Free at last: Accuser recants testimony

By: Maria-Paula 

Keshawn Clarence Duffy, 39, a man who was meant to spend the rest of his life in prison on two sexual abuse convictions in 2019 was recently released from prison after six years. The charges were based on a 13-year-old boy accuser who has since recanted his trial testimony. 

Duffy was initially convicted to two counts of forcible sodomy on his then 11-year-old accuser and sentenced to two consecutive life terms. Virginia law carries mandatory life sentences for forcible sodomy convictions when the victim is younger than 13.  

14 months post the trial in 2020, on March 18 in Hampton, the boy recanted his statement during an evidentiary hearing and stated under oath that Duffy had never sexually assaulted him. However, since recantations are given the benefit of doubt under Virginia law, it took close to four years for the new testimony to be acted upon in a courtroom.  

“I was never sexually assaulted by Keshawn Duffy,” said the teen before Circuit Court Judge William S. Moore Jr., according to court documents. 

Now 18, the teen explained that he felt coerced by his mother who was Duffy’s ex-girlfriend, to testify against Duffy. He said that his mother asked him several times if Duffy had abused him, but his answer was always a no. In addition, he said his mother would get angry when he denied the assault, which eventually drove him to falsely affirm it. 

“She would get mad, and then I’d get scared she was going to beat me or hit me because I kept saying no, so it was just a fear of like my mom that made me finally say yes,” the teen narrated in court. “And then she’d get mad, and then I’d get scared she was going to beat me or hit me because I kept saying no,” the teen testified in March. “So, it was just a fear of like my mom that made me finally say yes.” 

The teen went ahead to testify that although his mother never came out directly and told him to say Duffy abused him, she would insinuate that in different ways. He said as the kid he was, his kid brain picked what he thought his mother wanted him to say.  

Following a temporary detention order in June 2020, the teens mother was committed to mental health treatment leading the teen and his younger brothers into foster care. 

Virginia Attorney General’s Office on the other hand said it’s convinced the teen lied at trial and is now telling the truth. In April, the office joined Duffy’s innocence petition which is now pending with the Virginia Court of Appeal.  

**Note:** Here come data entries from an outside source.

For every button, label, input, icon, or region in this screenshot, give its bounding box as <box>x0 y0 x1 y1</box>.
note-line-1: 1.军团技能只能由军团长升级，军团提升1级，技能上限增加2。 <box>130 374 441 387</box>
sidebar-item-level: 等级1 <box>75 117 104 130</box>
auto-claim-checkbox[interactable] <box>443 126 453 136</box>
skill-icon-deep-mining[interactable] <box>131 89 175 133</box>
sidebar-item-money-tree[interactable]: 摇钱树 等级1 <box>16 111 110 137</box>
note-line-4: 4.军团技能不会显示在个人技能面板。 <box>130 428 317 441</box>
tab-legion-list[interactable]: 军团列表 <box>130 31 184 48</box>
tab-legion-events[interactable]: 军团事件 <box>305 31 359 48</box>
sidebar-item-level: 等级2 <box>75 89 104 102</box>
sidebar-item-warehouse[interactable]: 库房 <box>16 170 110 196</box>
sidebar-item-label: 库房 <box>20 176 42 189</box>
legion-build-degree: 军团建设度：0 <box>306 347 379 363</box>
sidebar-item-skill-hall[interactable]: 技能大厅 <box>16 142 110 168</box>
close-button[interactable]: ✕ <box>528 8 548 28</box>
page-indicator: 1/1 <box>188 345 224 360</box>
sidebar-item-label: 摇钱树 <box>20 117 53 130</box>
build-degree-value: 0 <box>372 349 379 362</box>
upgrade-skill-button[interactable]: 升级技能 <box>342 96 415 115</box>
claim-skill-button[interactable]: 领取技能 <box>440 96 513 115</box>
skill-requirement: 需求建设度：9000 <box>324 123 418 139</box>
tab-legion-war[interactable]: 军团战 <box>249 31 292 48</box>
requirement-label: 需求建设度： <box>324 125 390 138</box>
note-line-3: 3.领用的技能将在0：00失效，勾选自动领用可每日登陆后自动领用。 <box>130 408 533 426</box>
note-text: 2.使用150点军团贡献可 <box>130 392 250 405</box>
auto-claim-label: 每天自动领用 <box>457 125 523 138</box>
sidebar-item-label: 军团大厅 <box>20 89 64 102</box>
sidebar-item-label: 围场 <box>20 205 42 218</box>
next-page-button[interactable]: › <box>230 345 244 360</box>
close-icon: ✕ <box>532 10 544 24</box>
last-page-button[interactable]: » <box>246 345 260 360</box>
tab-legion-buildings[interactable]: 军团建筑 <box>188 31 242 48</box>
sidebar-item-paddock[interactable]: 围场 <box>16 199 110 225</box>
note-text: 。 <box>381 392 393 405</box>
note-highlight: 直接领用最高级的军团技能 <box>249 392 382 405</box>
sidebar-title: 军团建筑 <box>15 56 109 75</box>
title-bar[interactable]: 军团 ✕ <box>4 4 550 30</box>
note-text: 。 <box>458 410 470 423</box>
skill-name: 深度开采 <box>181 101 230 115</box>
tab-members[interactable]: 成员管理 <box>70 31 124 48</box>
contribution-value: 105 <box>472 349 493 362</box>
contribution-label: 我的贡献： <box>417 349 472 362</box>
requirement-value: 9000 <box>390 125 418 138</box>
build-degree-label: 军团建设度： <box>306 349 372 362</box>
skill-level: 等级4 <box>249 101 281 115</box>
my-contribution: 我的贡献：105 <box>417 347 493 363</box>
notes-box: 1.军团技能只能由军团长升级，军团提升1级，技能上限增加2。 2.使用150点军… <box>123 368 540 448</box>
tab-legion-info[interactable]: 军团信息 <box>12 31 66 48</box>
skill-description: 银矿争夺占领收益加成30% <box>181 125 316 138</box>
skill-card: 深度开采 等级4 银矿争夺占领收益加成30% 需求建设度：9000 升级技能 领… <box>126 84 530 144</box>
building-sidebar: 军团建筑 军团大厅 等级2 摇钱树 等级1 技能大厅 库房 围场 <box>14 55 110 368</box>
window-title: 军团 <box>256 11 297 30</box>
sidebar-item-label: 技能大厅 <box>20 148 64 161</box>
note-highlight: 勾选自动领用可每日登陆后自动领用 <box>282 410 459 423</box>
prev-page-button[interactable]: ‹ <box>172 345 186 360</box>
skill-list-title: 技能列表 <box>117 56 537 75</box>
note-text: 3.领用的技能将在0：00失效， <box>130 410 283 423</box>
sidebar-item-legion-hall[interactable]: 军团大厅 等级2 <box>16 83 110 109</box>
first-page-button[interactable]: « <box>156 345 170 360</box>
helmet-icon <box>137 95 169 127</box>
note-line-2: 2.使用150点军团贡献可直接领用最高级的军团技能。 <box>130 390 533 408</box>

A ruling from the Court of Appeal still questioning Duffy’s ruling is months away despite a call for his release from prison pending the appellate court ruling. 

After his release, Duffy expressed gratitude towards God, his family and his legal team as he walked out of the Hampton Jail Annex along Pembroke Avenue.  

“I just want to thank God first and foremost and thank my family for sticking beside me. I thank my lawyer, David Hargett, and his team for getting this done and the Attorney General for being willing to listen to the truth. And I’m just ready to get on with life,” Duffy said.  

Virginia Attorney General Jason Miyares and Jeremy J. Key, special assistant to the Attorney general, agreed in different statements to the Commonweath’s concession that the recantation is material and that “no rational trier of fact would find proof of Mr. Duffy’s guilt beyond reasonable doubt. 

In a statement, Virginia Attorney General Miyares said: 

“A free and just society owns up to its wrongdoings and has steps to correct them. Virginia’s writ of actual innocence process is intended to right those wrongs. It’s never too late to deliver justice, and I’m proud to stand alongside Keshawn Duffy in his fight for his innocence.”